Which components within marijuana have accepted medicinal value? At least one, and maybe even more than that. Right now, a capsule, Marinol, entirely containing lab-made THC, the active ingredient in marijuana (e.g. what gets you high) is in Schedule III and widely available (though not often prescribed) at pharmacies. Marinol was approved first for nausea/vomiting from cancer chemotherapy and again during the height of the AIDS epidemic, specifically for people who could not eat (scientists have long known that THC boosts appetite). THC has also been tested (but not yet approved) as an analgesic - meaning it helps lessen severe pain (like the pain associated with cancer).
But we know that THC isn't the only interesting component in marijuana. Recently scientists have discovered that CBD (Cannabidiol) has powerful anti-seizure and other therapeutic properties. CBD does not get you high and barely exists in the modern marijuana found on the street today. Some US state-sanctioned medical dispensaries do contain expensive, specially grown strains of smoked/ingested/extracted (in an oil, for example) marijuana with very high levels of CBD (and low levels of THC - not enough to get you high). These products have not been properly tested and standardized, however.
So what about CBD as a product? Almost two-dozen countries have approved a product comprised of an extract of marijuana that mainly contains CBD and THC called Sativex. Sativex is an oral spray that does not get you high, and has been shown to have positive effects on spasticity associated with MS and severe cancer pain. Sativex is currently in late-stage Phase III trials with the FDA.
So where does that leave us? While raw marijuana does not meet criteria for a Schedule II drug, that doesn't mean we can't harness the medicinal value contained within it. We do this with several drugs today, including a drug like GHB (a powerful Schedule I drug associated with date-rape). A product called Xyrem is not Schedule I and is based on the active ingredient in GHB, prescribed for narcolepsy and loss of muscle control.
The issue of "scheduling" is distracting and essentially meaningless, since the differences between Schedules I and II are mainly technical. That is why rescheduling marijuana would mainly serve as a symbolic victory for marijuana advocates - since it would do nothing to change marijuana's non-placement in the pharmacopeia or even decrease marijuana-specific penalties for use or trafficking.

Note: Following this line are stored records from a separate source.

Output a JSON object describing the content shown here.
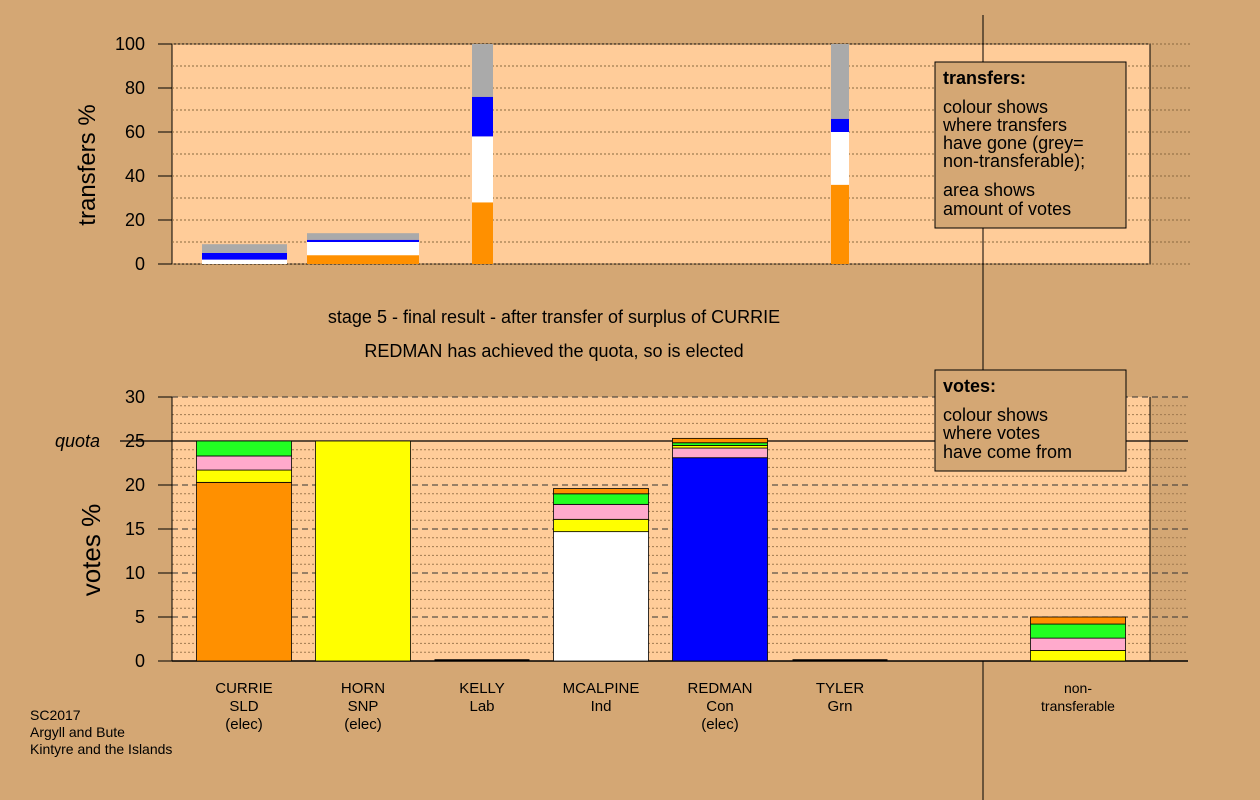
{
  "colors": {
    "background": "#d4a774",
    "panel": "#ffcc99",
    "legend_box": "#d4a774",
    "parties": {
      "SLD": "#ff9000",
      "SNP": "#ffff00",
      "Lab": "#ff0000",
      "Ind": "#ffffff",
      "Con": "#0000ff",
      "Grn": "#22ff22",
      "nontransferable": "#aaaaaa"
    }
  },
  "stage_title": "stage 5 - final result - after transfer of surplus of CURRIE",
  "stage_subtitle": "REDMAN has achieved the quota, so is elected",
  "source": {
    "line1": "SC2017",
    "line2": "Argyll and Bute",
    "line3": "Kintyre and the Islands"
  },
  "transfers_legend": {
    "title": "transfers:",
    "line1": "colour shows",
    "line2": "where transfers",
    "line3": "have gone (grey=",
    "line4": "non-transferable);",
    "line5": "area shows",
    "line6": "amount of votes"
  },
  "votes_legend": {
    "title": "votes:",
    "line1": "colour shows",
    "line2": "where votes",
    "line3": "have come from"
  },
  "candidates": [
    {
      "name": "CURRIE",
      "party": "SLD",
      "status": "(elec)"
    },
    {
      "name": "HORN",
      "party": "SNP",
      "status": "(elec)"
    },
    {
      "name": "KELLY",
      "party": "Lab",
      "status": ""
    },
    {
      "name": "MCALPINE",
      "party": "Ind",
      "status": ""
    },
    {
      "name": "REDMAN",
      "party": "Con",
      "status": "(elec)"
    },
    {
      "name": "TYLER",
      "party": "Grn",
      "status": ""
    },
    {
      "name": "non-",
      "party": "transferable",
      "status": ""
    }
  ],
  "chart_data": [
    {
      "type": "bar",
      "title": "transfers",
      "ylabel": "transfers %",
      "ylim": [
        0,
        100
      ],
      "yticks": [
        0,
        20,
        40,
        60,
        80,
        100
      ],
      "bars": [
        {
          "category": "CURRIE",
          "width_share": 0.1,
          "segments": [
            {
              "color": "#ffffff",
              "from": 0,
              "to": 2
            },
            {
              "color": "#0000ff",
              "from": 2,
              "to": 5
            },
            {
              "color": "#aaaaaa",
              "from": 5,
              "to": 9
            }
          ]
        },
        {
          "category": "HORN",
          "width_share": 0.1,
          "segments": [
            {
              "color": "#ff9000",
              "from": 0,
              "to": 4
            },
            {
              "color": "#ffffff",
              "from": 4,
              "to": 10
            },
            {
              "color": "#0000ff",
              "from": 10,
              "to": 11
            },
            {
              "color": "#aaaaaa",
              "from": 11,
              "to": 14
            }
          ]
        },
        {
          "category": "KELLY",
          "width_share": 0.02,
          "segments": [
            {
              "color": "#ff9000",
              "from": 0,
              "to": 28
            },
            {
              "color": "#ffffff",
              "from": 28,
              "to": 58
            },
            {
              "color": "#0000ff",
              "from": 58,
              "to": 76
            },
            {
              "color": "#aaaaaa",
              "from": 76,
              "to": 100
            }
          ]
        },
        {
          "category": "TYLER",
          "width_share": 0.02,
          "segments": [
            {
              "color": "#ff9000",
              "from": 0,
              "to": 36
            },
            {
              "color": "#ffffff",
              "from": 36,
              "to": 60
            },
            {
              "color": "#0000ff",
              "from": 60,
              "to": 66
            },
            {
              "color": "#aaaaaa",
              "from": 66,
              "to": 100
            }
          ]
        }
      ]
    },
    {
      "type": "bar",
      "title": "votes",
      "ylabel": "votes %",
      "ylim": [
        0,
        30
      ],
      "yticks": [
        0,
        5,
        10,
        15,
        20,
        25,
        30
      ],
      "quota": 25,
      "quota_label": "quota",
      "bars": [
        {
          "category": "CURRIE",
          "segments": [
            {
              "color": "#ff9000",
              "from": 0,
              "to": 20.3
            },
            {
              "color": "#ffff00",
              "from": 20.3,
              "to": 21.7
            },
            {
              "color": "#ffaacc",
              "from": 21.7,
              "to": 23.3
            },
            {
              "color": "#22ff22",
              "from": 23.3,
              "to": 25.0
            }
          ]
        },
        {
          "category": "HORN",
          "segments": [
            {
              "color": "#ffff00",
              "from": 0,
              "to": 25.0
            }
          ]
        },
        {
          "category": "KELLY",
          "segments": []
        },
        {
          "category": "MCALPINE",
          "segments": [
            {
              "color": "#ffffff",
              "from": 0,
              "to": 14.7
            },
            {
              "color": "#ffff00",
              "from": 14.7,
              "to": 16.1
            },
            {
              "color": "#ffaacc",
              "from": 16.1,
              "to": 17.8
            },
            {
              "color": "#22ff22",
              "from": 17.8,
              "to": 19.0
            },
            {
              "color": "#ff9000",
              "from": 19.0,
              "to": 19.6
            }
          ]
        },
        {
          "category": "REDMAN",
          "segments": [
            {
              "color": "#0000ff",
              "from": 0,
              "to": 23.1
            },
            {
              "color": "#ffaacc",
              "from": 23.1,
              "to": 24.2
            },
            {
              "color": "#ffff00",
              "from": 24.2,
              "to": 24.5
            },
            {
              "color": "#22ff22",
              "from": 24.5,
              "to": 24.8
            },
            {
              "color": "#ff9000",
              "from": 24.8,
              "to": 25.3
            }
          ]
        },
        {
          "category": "TYLER",
          "segments": []
        },
        {
          "category": "non-transferable",
          "segments": [
            {
              "color": "#ffff00",
              "from": 0,
              "to": 1.2
            },
            {
              "color": "#ffaacc",
              "from": 1.2,
              "to": 2.6
            },
            {
              "color": "#22ff22",
              "from": 2.6,
              "to": 4.2
            },
            {
              "color": "#ff9000",
              "from": 4.2,
              "to": 5.0
            }
          ]
        }
      ]
    }
  ]
}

Marijuana's components have medicinal value, though, like the Institute of Medicine (IOM) concluded in the most sweeping independent review of this issue, its future as a medicine does not lie in its smoked or ingested raw form. Rather than promote a non-accountable system of "dispensaries" run by non-medical staff with ties to the underground economy and who sell marijuana to anyone with a pulse, groups like Project SAM (Smart Approaches to Marijuana) are trying to work with federal and state agencies to ensure we can study marijuana's medicinal value and develop pharmacy-obtainable medications that are safe and effective, with reliable dosage and known composition. In the meantime we could even enroll the seriously ill into research programs, as long as they understand potential risks, so they can get these promising products today (including children with uncontrollable seizures).
Don't the seriously ill deserve at least that much?